Merita sottolineare “garantire qualità e distintività” perché, per me, che, negli anni 80/90 del secolo scorso, grazie all’Ente Nazionale Mostra Vini-Enoteca italiana di Siena, ho avuto l fortuna di promuovere, nel mondo, il vino italiano, ho potuto toccare con mano e, così, verificare - soprattutto sui più importanti mercati del mondo - la forza del racconto di questi due caratteri, qualità e distintività, solo se stanno insieme. Sta qui, nella qualità e istintività, il successo, la rinascita, del vino italiano. Entrambi raccolti nel Dpr 930 del 1963 con i riconoscimenti Doc (Denominazione di origine controllata) per i vini e, dal 1985, anche Docg, così legati al territorio e alla biodiversità, espressa da oltre 400 vitigni.
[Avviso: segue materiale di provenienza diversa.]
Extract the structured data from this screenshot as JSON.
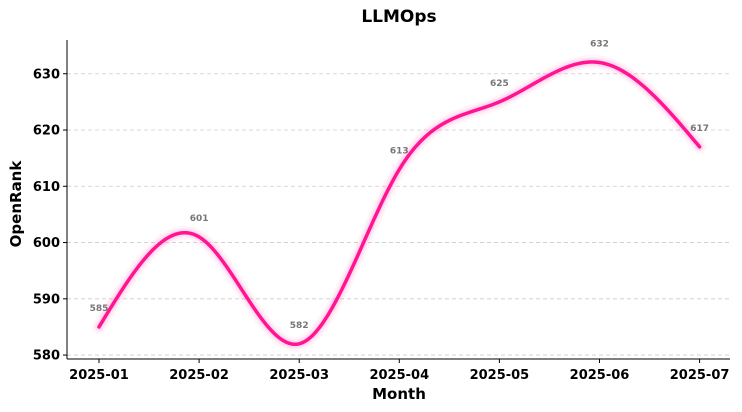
{
  "chart_data": {
    "type": "line",
    "title": "LLMOps",
    "xlabel": "Month",
    "ylabel": "OpenRank",
    "categories": [
      "2025-01",
      "2025-02",
      "2025-03",
      "2025-04",
      "2025-05",
      "2025-06",
      "2025-07"
    ],
    "values": [
      585,
      601,
      582,
      613,
      625,
      632,
      617
    ],
    "data_labels": [
      "585",
      "601",
      "582",
      "613",
      "625",
      "632",
      "617"
    ],
    "yticks": [
      "580",
      "590",
      "600",
      "610",
      "620",
      "630"
    ],
    "ytick_values": [
      580,
      590,
      600,
      610,
      620,
      630
    ],
    "ylim": [
      579.3,
      636.0
    ],
    "grid": "horizontal-dashed",
    "line_color": "#ff1493",
    "glow_color": "#ff69b4",
    "smooth": true
  }
}
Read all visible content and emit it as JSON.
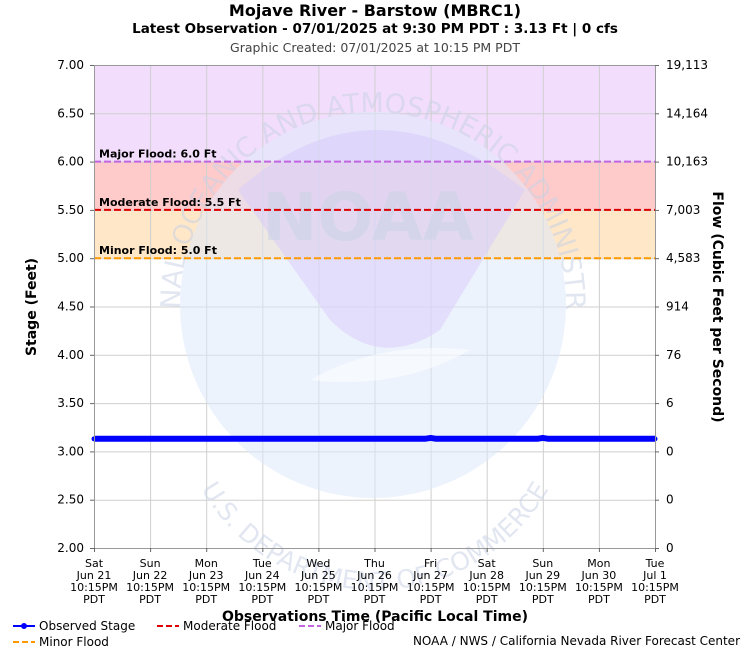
{
  "header": {
    "title": "Mojave River - Barstow (MBRC1)",
    "subtitle": "Latest Observation - 07/01/2025 at 9:30 PM PDT : 3.13 Ft | 0 cfs",
    "created": "Graphic Created: 07/01/2025 at 10:15 PM PDT"
  },
  "chart_data": {
    "type": "line",
    "xlabel": "Observations Time (Pacific Local Time)",
    "ylabel": "Stage (Feet)",
    "y2label": "Flow (Cubic Feet per Second)",
    "ylim": [
      2.0,
      7.0
    ],
    "y_ticks": [
      "2.00",
      "2.50",
      "3.00",
      "3.50",
      "4.00",
      "4.50",
      "5.00",
      "5.50",
      "6.00",
      "6.50",
      "7.00"
    ],
    "y2_ticks": [
      "0",
      "0",
      "0",
      "6",
      "76",
      "914",
      "4,583",
      "7,003",
      "10,163",
      "14,164",
      "19,113"
    ],
    "x_ticks": [
      [
        "Sat",
        "Jun 21",
        "10:15PM",
        "PDT"
      ],
      [
        "Sun",
        "Jun 22",
        "10:15PM",
        "PDT"
      ],
      [
        "Mon",
        "Jun 23",
        "10:15PM",
        "PDT"
      ],
      [
        "Tue",
        "Jun 24",
        "10:15PM",
        "PDT"
      ],
      [
        "Wed",
        "Jun 25",
        "10:15PM",
        "PDT"
      ],
      [
        "Thu",
        "Jun 26",
        "10:15PM",
        "PDT"
      ],
      [
        "Fri",
        "Jun 27",
        "10:15PM",
        "PDT"
      ],
      [
        "Sat",
        "Jun 28",
        "10:15PM",
        "PDT"
      ],
      [
        "Sun",
        "Jun 29",
        "10:15PM",
        "PDT"
      ],
      [
        "Mon",
        "Jun 30",
        "10:15PM",
        "PDT"
      ],
      [
        "Tue",
        "Jul 1",
        "10:15PM",
        "PDT"
      ]
    ],
    "xlim": [
      0,
      10
    ],
    "grid": true,
    "flood_stages": [
      {
        "name": "Major Flood",
        "label": "Major Flood: 6.0 Ft",
        "value": 6.0,
        "color": "#c166e0",
        "band_color": "#f2ddfc"
      },
      {
        "name": "Moderate Flood",
        "label": "Moderate Flood: 5.5 Ft",
        "value": 5.5,
        "color": "#dd0000",
        "band_color": "#ffcaca"
      },
      {
        "name": "Minor Flood",
        "label": "Minor Flood: 5.0 Ft",
        "value": 5.0,
        "color": "#ff9900",
        "band_color": "#ffe7c8"
      }
    ],
    "series": [
      {
        "name": "Observed Stage",
        "color": "#0000ff",
        "x": [
          0,
          1,
          2,
          3,
          4,
          5,
          5.9,
          6,
          6.1,
          7,
          7.9,
          8,
          8.1,
          9,
          10
        ],
        "values": [
          3.13,
          3.13,
          3.13,
          3.13,
          3.13,
          3.13,
          3.13,
          3.14,
          3.13,
          3.13,
          3.13,
          3.14,
          3.13,
          3.13,
          3.13
        ]
      }
    ],
    "legend": [
      {
        "label": "Observed Stage",
        "color": "#0000ff",
        "style": "solid-marker"
      },
      {
        "label": "Moderate Flood",
        "color": "#dd0000",
        "style": "dashed"
      },
      {
        "label": "Major Flood",
        "color": "#c166e0",
        "style": "dashed"
      },
      {
        "label": "Minor Flood",
        "color": "#ff9900",
        "style": "dashed"
      }
    ],
    "legend_position": "bottom-left"
  },
  "watermark": {
    "logo": "NOAA",
    "arc_top": "NATIONAL OCEANIC AND ATMOSPHERIC ADMINISTRATION",
    "arc_bottom": "U.S. DEPARTMENT OF COMMERCE"
  },
  "footer": {
    "credit": "NOAA / NWS / California Nevada River Forecast Center"
  }
}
Altro straordinario patrimonio di biodiversità di questo nostro Paese, espresso con ben 530 riconoscimenti Dop e Igp, vini che raccontano, con le loro gocce di bontà, territori ricchi di valori e di risorse. La perdita dei primati mondiali dei nostri oli, a vantaggio della Spagna, nella seconda metà del secolo scorso, sta, certo, nella mancanza di un piano olivicolo, ma, anche, nel non aver saputo cogliere il ricco patrimonio di biodiversità. Dire “qualità” non basta perché un prodotto come l’olio diventi vincente. Lo è se riesce ad esprimere l’origine e, ancor più, la sua diversità o, meglio, biodiversità.
In pratica puntare sulla biodiversità della nostra olivicoltura vuol dire salvaguardare il racconto legato all’origine, cioè al territorio, con i suoi valori e le sue risorse olivicoli, a partire dalla storia e dal paesaggio, per continuare con l’ambiente che l’olivo cura con la sua capacità di trattenere il terreno evitando frane e, ancor più, con l’altra più importante, quella di captare grossi quantitativi di anidride carbonica dando, così, un po' di respiro al clima. Dare sempre più spazio all’olivicoltura super intensiva, nel tempo in cui comincia a diventare un problema il bisogno di acqua e diventa sempre più urgente la sostenibilità, vuol dire sprecare il domani che nessun piano riuscirà a recuperare. Vuol dire – so di ripetermi - dare l’attenzione che merita il territorio e, con essa, riportare al centro dello sviluppo l’agricoltura che è vita, nel momento in produce e dona salute.